Schreiben Sie Ihre Gedanken und Gefühle auf. Durch das Niederschreiben der Gedanken entsteht Klarheit und Distanz. Belastende Gedanken schwirren nicht weiter in Ihrem Kopf herum, sondern befinden sich auf dem Papier und lassen sich so viel besser bewältigen.

Geben Sie Ihrem Körper Raum: Nehmen Sie Ihren Körper immer mehr wahr. Im Kontakt mit Ihrem Körper, spüren Sie, was richtig für Sie ist und was nicht. Er signalisiert Ihnen ganz genau seine Bedürfnisse. Es klingt banal, aber wie oft trinken wir nicht genug und ruhen uns nicht aus, weil wir die Signale unseres Körpers übergehen.

Unser Körper weiß, wo unsere Grenzen liegen. Gehen wir über unsere Grenzen, fühlen wir uns erschöpft. Überfordern wir uns immerfort, meldet sich unser Körper mit unterschiedlichen Symptomen: Eine Verspannung in den Schultern oder im Rücken, eine schmerzende Körperstelle …
Bewegung, Körperübungen oder auch ganz einfache Atemübungen verankern uns in unserem Körper und erleichtern uns unseren Zugang zu ihm.

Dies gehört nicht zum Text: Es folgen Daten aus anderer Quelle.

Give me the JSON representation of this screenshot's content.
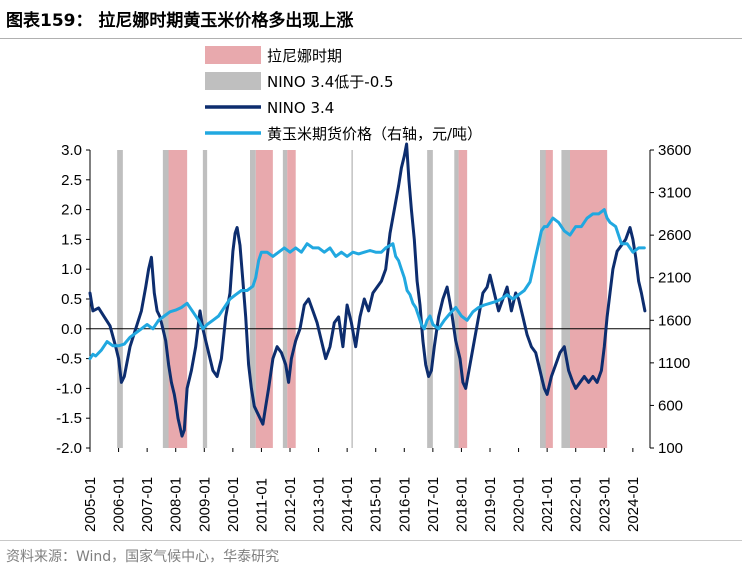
{
  "title": "图表159： 拉尼娜时期黄玉米价格多出现上涨",
  "source": "资料来源：Wind，国家气候中心，华泰研究",
  "chart_data": {
    "type": "line",
    "legend": {
      "placement": "top",
      "items": [
        {
          "label": "拉尼娜时期",
          "kind": "band",
          "color": "#e8a9ad"
        },
        {
          "label": "NINO 3.4低于-0.5",
          "kind": "band",
          "color": "#bfbfbf"
        },
        {
          "label": "NINO 3.4",
          "kind": "line",
          "color": "#0d2d6e"
        },
        {
          "label": "黄玉米期货价格（右轴，元/吨）",
          "kind": "line",
          "color": "#21a8e0"
        }
      ]
    },
    "left_axis": {
      "min": -2.0,
      "max": 3.0,
      "ticks": [
        "-2.0",
        "-1.5",
        "-1.0",
        "-0.5",
        "0.0",
        "0.5",
        "1.0",
        "1.5",
        "2.0",
        "2.5",
        "3.0"
      ]
    },
    "right_axis": {
      "min": 100,
      "max": 3600,
      "ticks": [
        "100",
        "600",
        "1100",
        "1600",
        "2100",
        "2600",
        "3100",
        "3600"
      ]
    },
    "x_axis": {
      "start": 2005.0,
      "end": 2024.6,
      "ticks": [
        "2005-01",
        "2006-01",
        "2007-01",
        "2008-01",
        "2009-01",
        "2010-01",
        "2011-01",
        "2012-01",
        "2013-01",
        "2014-01",
        "2015-01",
        "2016-01",
        "2017-01",
        "2018-01",
        "2019-01",
        "2020-01",
        "2021-01",
        "2022-01",
        "2023-01",
        "2024-01"
      ]
    },
    "la_nina_periods": [
      [
        2007.7,
        2008.4
      ],
      [
        2010.8,
        2011.4
      ],
      [
        2011.9,
        2012.2
      ],
      [
        2017.9,
        2018.2
      ],
      [
        2020.9,
        2021.2
      ],
      [
        2021.8,
        2023.1
      ]
    ],
    "below_threshold_periods": [
      [
        2005.95,
        2006.15
      ],
      [
        2007.55,
        2007.75
      ],
      [
        2008.95,
        2009.1
      ],
      [
        2010.6,
        2010.8
      ],
      [
        2011.75,
        2011.9
      ],
      [
        2014.15,
        2014.2
      ],
      [
        2016.8,
        2017.0
      ],
      [
        2017.75,
        2017.9
      ],
      [
        2020.75,
        2020.95
      ],
      [
        2021.5,
        2021.8
      ]
    ],
    "series": [
      {
        "name": "NINO 3.4",
        "axis": "left",
        "color": "#0d2d6e",
        "x": [
          2005.0,
          2005.1,
          2005.3,
          2005.5,
          2005.7,
          2005.9,
          2006.0,
          2006.1,
          2006.2,
          2006.4,
          2006.6,
          2006.8,
          2006.95,
          2007.05,
          2007.15,
          2007.25,
          2007.35,
          2007.45,
          2007.55,
          2007.65,
          2007.75,
          2007.85,
          2007.95,
          2008.02,
          2008.08,
          2008.15,
          2008.22,
          2008.3,
          2008.4,
          2008.55,
          2008.7,
          2008.85,
          2008.95,
          2009.05,
          2009.15,
          2009.3,
          2009.45,
          2009.6,
          2009.75,
          2009.9,
          2010.0,
          2010.08,
          2010.15,
          2010.25,
          2010.35,
          2010.45,
          2010.55,
          2010.65,
          2010.75,
          2010.85,
          2010.95,
          2011.05,
          2011.15,
          2011.25,
          2011.4,
          2011.55,
          2011.7,
          2011.85,
          2011.95,
          2012.05,
          2012.2,
          2012.35,
          2012.5,
          2012.65,
          2012.8,
          2012.95,
          2013.1,
          2013.25,
          2013.4,
          2013.55,
          2013.7,
          2013.85,
          2014.0,
          2014.15,
          2014.3,
          2014.45,
          2014.6,
          2014.75,
          2014.9,
          2015.05,
          2015.2,
          2015.35,
          2015.5,
          2015.65,
          2015.8,
          2015.9,
          2016.0,
          2016.08,
          2016.16,
          2016.25,
          2016.35,
          2016.45,
          2016.55,
          2016.65,
          2016.75,
          2016.85,
          2016.95,
          2017.05,
          2017.2,
          2017.35,
          2017.5,
          2017.65,
          2017.8,
          2017.95,
          2018.05,
          2018.15,
          2018.3,
          2018.45,
          2018.6,
          2018.75,
          2018.9,
          2019.0,
          2019.15,
          2019.3,
          2019.45,
          2019.6,
          2019.75,
          2019.9,
          2020.0,
          2020.15,
          2020.3,
          2020.45,
          2020.6,
          2020.7,
          2020.8,
          2020.9,
          2021.0,
          2021.15,
          2021.3,
          2021.45,
          2021.6,
          2021.75,
          2021.9,
          2022.0,
          2022.15,
          2022.3,
          2022.45,
          2022.6,
          2022.75,
          2022.9,
          2023.0,
          2023.1,
          2023.2,
          2023.3,
          2023.45,
          2023.6,
          2023.75,
          2023.9,
          2024.0,
          2024.1,
          2024.2,
          2024.3,
          2024.42
        ],
        "values": [
          0.6,
          0.3,
          0.35,
          0.2,
          0.05,
          -0.3,
          -0.5,
          -0.9,
          -0.8,
          -0.3,
          0.0,
          0.3,
          0.7,
          1.0,
          1.2,
          0.6,
          0.3,
          0.2,
          0.0,
          -0.2,
          -0.6,
          -0.9,
          -1.1,
          -1.3,
          -1.5,
          -1.65,
          -1.8,
          -1.7,
          -1.0,
          -0.7,
          -0.3,
          0.3,
          0.0,
          -0.2,
          -0.4,
          -0.7,
          -0.8,
          -0.5,
          0.2,
          0.6,
          1.3,
          1.6,
          1.7,
          1.4,
          0.8,
          0.2,
          -0.6,
          -1.0,
          -1.3,
          -1.4,
          -1.5,
          -1.6,
          -1.3,
          -1.0,
          -0.5,
          -0.3,
          -0.4,
          -0.6,
          -0.9,
          -0.5,
          -0.2,
          0.0,
          0.4,
          0.5,
          0.3,
          0.1,
          -0.2,
          -0.5,
          -0.3,
          0.1,
          0.2,
          -0.3,
          0.4,
          0.1,
          -0.3,
          0.2,
          0.5,
          0.3,
          0.6,
          0.7,
          0.8,
          1.0,
          1.6,
          2.0,
          2.4,
          2.7,
          2.9,
          3.1,
          2.5,
          2.0,
          1.5,
          0.8,
          0.4,
          -0.2,
          -0.6,
          -0.8,
          -0.7,
          -0.3,
          0.2,
          0.5,
          0.7,
          0.3,
          -0.2,
          -0.5,
          -0.9,
          -1.0,
          -0.6,
          -0.2,
          0.2,
          0.6,
          0.7,
          0.9,
          0.6,
          0.3,
          0.5,
          0.7,
          0.3,
          0.6,
          0.5,
          0.2,
          -0.1,
          -0.3,
          -0.4,
          -0.6,
          -0.8,
          -1.0,
          -1.1,
          -0.8,
          -0.6,
          -0.4,
          -0.3,
          -0.7,
          -0.9,
          -1.0,
          -0.9,
          -0.8,
          -0.9,
          -0.8,
          -0.9,
          -0.7,
          -0.3,
          0.2,
          0.6,
          1.0,
          1.3,
          1.4,
          1.5,
          1.7,
          1.5,
          1.2,
          0.8,
          0.6,
          0.3
        ]
      },
      {
        "name": "黄玉米期货价格（右轴，元/吨）",
        "axis": "right",
        "color": "#21a8e0",
        "x": [
          2005.0,
          2005.1,
          2005.2,
          2005.4,
          2005.6,
          2005.8,
          2006.0,
          2006.2,
          2006.4,
          2006.6,
          2006.8,
          2007.0,
          2007.2,
          2007.4,
          2007.6,
          2007.8,
          2008.0,
          2008.2,
          2008.4,
          2008.6,
          2008.8,
          2008.95,
          2009.1,
          2009.3,
          2009.5,
          2009.7,
          2009.9,
          2010.1,
          2010.3,
          2010.5,
          2010.7,
          2010.8,
          2010.9,
          2011.0,
          2011.2,
          2011.4,
          2011.6,
          2011.8,
          2012.0,
          2012.2,
          2012.4,
          2012.6,
          2012.8,
          2013.0,
          2013.2,
          2013.4,
          2013.6,
          2013.8,
          2014.0,
          2014.2,
          2014.4,
          2014.6,
          2014.8,
          2015.0,
          2015.2,
          2015.35,
          2015.5,
          2015.6,
          2015.7,
          2015.8,
          2015.9,
          2016.0,
          2016.1,
          2016.2,
          2016.3,
          2016.4,
          2016.5,
          2016.6,
          2016.7,
          2016.8,
          2016.9,
          2017.0,
          2017.2,
          2017.4,
          2017.6,
          2017.8,
          2018.0,
          2018.2,
          2018.4,
          2018.6,
          2018.8,
          2019.0,
          2019.2,
          2019.4,
          2019.6,
          2019.8,
          2020.0,
          2020.2,
          2020.4,
          2020.5,
          2020.6,
          2020.7,
          2020.8,
          2020.9,
          2021.0,
          2021.2,
          2021.4,
          2021.6,
          2021.8,
          2022.0,
          2022.2,
          2022.4,
          2022.6,
          2022.8,
          2023.0,
          2023.1,
          2023.2,
          2023.4,
          2023.6,
          2023.8,
          2024.0,
          2024.2,
          2024.4
        ],
        "values": [
          1150,
          1200,
          1180,
          1250,
          1350,
          1300,
          1300,
          1320,
          1400,
          1450,
          1500,
          1550,
          1500,
          1600,
          1650,
          1700,
          1720,
          1750,
          1800,
          1700,
          1600,
          1500,
          1550,
          1600,
          1650,
          1750,
          1850,
          1900,
          1950,
          1950,
          2000,
          2100,
          2300,
          2400,
          2400,
          2350,
          2400,
          2450,
          2400,
          2450,
          2400,
          2500,
          2450,
          2450,
          2400,
          2450,
          2350,
          2400,
          2350,
          2400,
          2380,
          2400,
          2420,
          2400,
          2400,
          2450,
          2480,
          2500,
          2350,
          2300,
          2200,
          2100,
          1950,
          1900,
          1800,
          1750,
          1650,
          1550,
          1500,
          1600,
          1650,
          1550,
          1500,
          1600,
          1680,
          1750,
          1650,
          1600,
          1700,
          1750,
          1780,
          1800,
          1820,
          1850,
          1900,
          1850,
          1900,
          1950,
          2050,
          2200,
          2350,
          2500,
          2650,
          2700,
          2700,
          2800,
          2750,
          2650,
          2600,
          2700,
          2700,
          2800,
          2850,
          2850,
          2900,
          2800,
          2750,
          2700,
          2500,
          2500,
          2400,
          2450,
          2450
        ]
      }
    ]
  }
}
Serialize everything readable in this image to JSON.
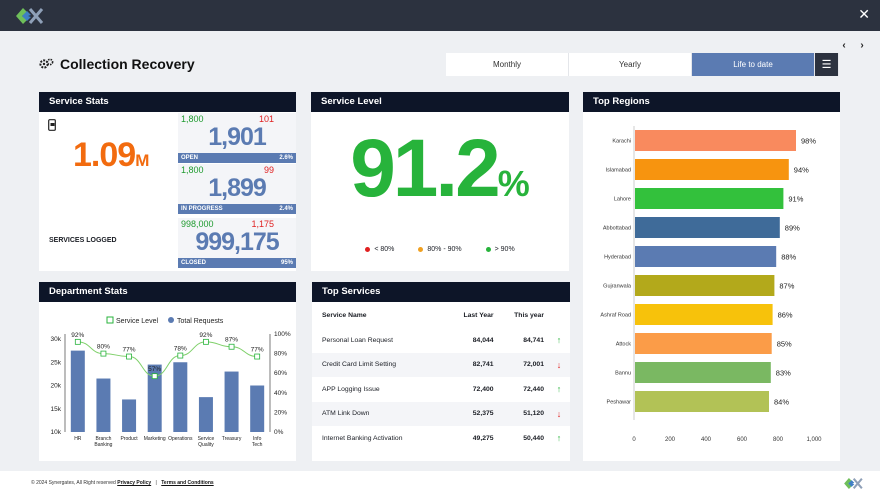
{
  "header": {
    "close_icon": "close-icon",
    "logo_icon": "synergates-logo-icon"
  },
  "title": {
    "text": "Collection Recovery",
    "icon": "gears-icon"
  },
  "nav": {
    "prev": "‹",
    "next": "›"
  },
  "tabs": [
    {
      "label": "Monthly",
      "active": false
    },
    {
      "label": "Yearly",
      "active": false
    },
    {
      "label": "Life to date",
      "active": true
    }
  ],
  "menu_icon": "hamburger-menu-icon",
  "service_stats": {
    "title": "Service Stats",
    "big_value": "1.09",
    "big_unit": "M",
    "label": "SERVICES LOGGED",
    "icon": "mobile-icon",
    "blocks": [
      {
        "left": "1,800",
        "right": "101",
        "value": "1,901",
        "status": "OPEN",
        "pct": "2.6%"
      },
      {
        "left": "1,800",
        "right": "99",
        "value": "1,899",
        "status": "IN PROGRESS",
        "pct": "2.4%"
      },
      {
        "left": "998,000",
        "right": "1,175",
        "value": "999,175",
        "status": "CLOSED",
        "pct": "95%"
      }
    ]
  },
  "service_level": {
    "title": "Service Level",
    "value": "91.2",
    "unit": "%",
    "legend": [
      {
        "label": "< 80%",
        "color": "#e02020"
      },
      {
        "label": "80% - 90%",
        "color": "#f0a020"
      },
      {
        "label": "> 90%",
        "color": "#27b33b"
      }
    ]
  },
  "top_regions": {
    "title": "Top Regions",
    "chart_data": {
      "type": "bar",
      "orientation": "horizontal",
      "categories": [
        "Karachi",
        "Islamabad",
        "Lahore",
        "Abbottabad",
        "Hyderabad",
        "Gujranwala",
        "Ashraf Road",
        "Attock",
        "Bannu",
        "Peshawar"
      ],
      "values": [
        900,
        860,
        830,
        810,
        790,
        780,
        770,
        765,
        760,
        750
      ],
      "data_labels": [
        "98%",
        "94%",
        "91%",
        "89%",
        "88%",
        "87%",
        "86%",
        "85%",
        "83%",
        "84%"
      ],
      "colors": [
        "#f98a5e",
        "#f7940f",
        "#33c13c",
        "#3f6b99",
        "#5b7bb2",
        "#b3a91b",
        "#f7c20b",
        "#fb9c48",
        "#7ab862",
        "#b2c256"
      ],
      "xticks": [
        "0",
        "200",
        "400",
        "600",
        "800",
        "1,000"
      ],
      "xlim": [
        0,
        1000
      ],
      "grid": false
    }
  },
  "department_stats": {
    "title": "Department Stats",
    "chart_data": {
      "type": "bar",
      "categories": [
        "HR",
        "Branch Banking",
        "Product",
        "Marketing",
        "Operations",
        "Service Quality",
        "Treasury",
        "Info Tech"
      ],
      "series": [
        {
          "name": "Total Requests",
          "type": "bar",
          "color": "#5b7bb2",
          "values": [
            27500,
            21500,
            17000,
            24500,
            25000,
            17500,
            23000,
            20000
          ]
        },
        {
          "name": "Service Level",
          "type": "line",
          "color": "#27b33b",
          "values": [
            92,
            80,
            77,
            57,
            78,
            92,
            87,
            77
          ],
          "labels": [
            "92%",
            "80%",
            "77%",
            "57%",
            "78%",
            "92%",
            "87%",
            "77%"
          ]
        }
      ],
      "yticks_left": [
        "10k",
        "15k",
        "20k",
        "25k",
        "30k"
      ],
      "ylim_left": [
        10000,
        30000
      ],
      "yticks_right": [
        "0%",
        "20%",
        "40%",
        "60%",
        "80%",
        "100%"
      ],
      "ylim_right": [
        0,
        100
      ],
      "legend_position": "top"
    }
  },
  "top_services": {
    "title": "Top Services",
    "columns": [
      "Service Name",
      "Last Year",
      "This year"
    ],
    "rows": [
      {
        "name": "Personal Loan Request",
        "last": "84,044",
        "this": "84,741",
        "trend": "up"
      },
      {
        "name": "Credit Card Limit Setting",
        "last": "82,741",
        "this": "72,001",
        "trend": "down"
      },
      {
        "name": "APP Logging Issue",
        "last": "72,400",
        "this": "72,440",
        "trend": "up"
      },
      {
        "name": "ATM Link Down",
        "last": "52,375",
        "this": "51,120",
        "trend": "down"
      },
      {
        "name": "Internet Banking Activation",
        "last": "49,275",
        "this": "50,440",
        "trend": "up"
      }
    ]
  },
  "footer": {
    "copyright": "© 2024 Synergates, All Right reserved",
    "privacy": "Privacy Policy",
    "terms": "Terms and Conditions"
  }
}
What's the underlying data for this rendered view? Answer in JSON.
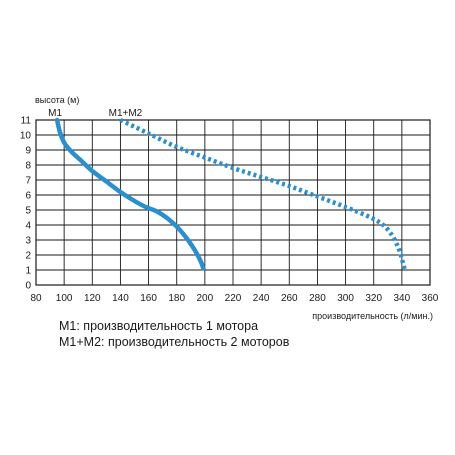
{
  "chart_data": {
    "type": "line",
    "ylabel": "высота (м)",
    "xlabel": "производительность (л/мин.)",
    "xlim": [
      80,
      360
    ],
    "ylim": [
      0,
      11
    ],
    "xticks": [
      80,
      100,
      120,
      140,
      160,
      180,
      200,
      220,
      240,
      260,
      280,
      300,
      320,
      340,
      360
    ],
    "yticks": [
      0,
      1,
      2,
      3,
      4,
      5,
      6,
      7,
      8,
      9,
      10,
      11
    ],
    "grid": true,
    "series": [
      {
        "name": "M1",
        "style": "solid",
        "color": "#2a8fd0",
        "points": [
          [
            95,
            11
          ],
          [
            97,
            10.2
          ],
          [
            100,
            9.5
          ],
          [
            105,
            8.9
          ],
          [
            112,
            8.3
          ],
          [
            120,
            7.6
          ],
          [
            130,
            6.9
          ],
          [
            140,
            6.2
          ],
          [
            150,
            5.6
          ],
          [
            158,
            5.2
          ],
          [
            166,
            4.9
          ],
          [
            174,
            4.4
          ],
          [
            181,
            3.8
          ],
          [
            188,
            3.0
          ],
          [
            193,
            2.3
          ],
          [
            197,
            1.6
          ],
          [
            199,
            1.1
          ]
        ]
      },
      {
        "name": "M1+M2",
        "style": "dotted",
        "color": "#2a8fd0",
        "points": [
          [
            140,
            11
          ],
          [
            160,
            10.1
          ],
          [
            180,
            9.2
          ],
          [
            200,
            8.5
          ],
          [
            220,
            7.8
          ],
          [
            240,
            7.2
          ],
          [
            260,
            6.6
          ],
          [
            280,
            5.9
          ],
          [
            300,
            5.2
          ],
          [
            320,
            4.4
          ],
          [
            330,
            3.7
          ],
          [
            337,
            2.6
          ],
          [
            341,
            1.4
          ],
          [
            342,
            1.0
          ]
        ]
      }
    ]
  },
  "legend": {
    "line1": "M1: производительность 1 мотора",
    "line2": "M1+M2: производительность 2 моторов"
  }
}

Probieren Sie mal Folgendes aus: Strecken Sie Ihre Arme aus und recken sich in alle Richtungen. Stellen Sie sich dabei vor, wie Sie dabei Raum für sich schaffen. Atmen Sie tief ein und aus. Und – wenn dies etwas für Sie ist – visualisieren Sie, wie sich Ihr Energiefeld um Sie herum immer weiter ausdehnt.

Geben Sie Ihren Wünschen, Ihren Hoffnungen und Träumen Raum. Als Kind konnte ich mich stundenlang in Tagträumen verlieren. Viele Schulstunden habe ich gedanklich an fernen Orten verbracht.

Unser Alltag (und unsere bisherigen Erfahrungen) haben unsere Tagträume und Visionen verdrängt. Wir orientieren uns an der äußerlichen „Realität“ und haben alte Wünsche und Träume aufgegeben.

Aber spüren Sie doch mal in sich hinein: Welche Träume, Wünsche und Hoffnungen haben Sie? Was möchten Sie in Ihrem Leben noch erfahren? Erlauben Sie sich nochmal zu träumen und schreiben Ihre Wünsche und Hoffnungen auf.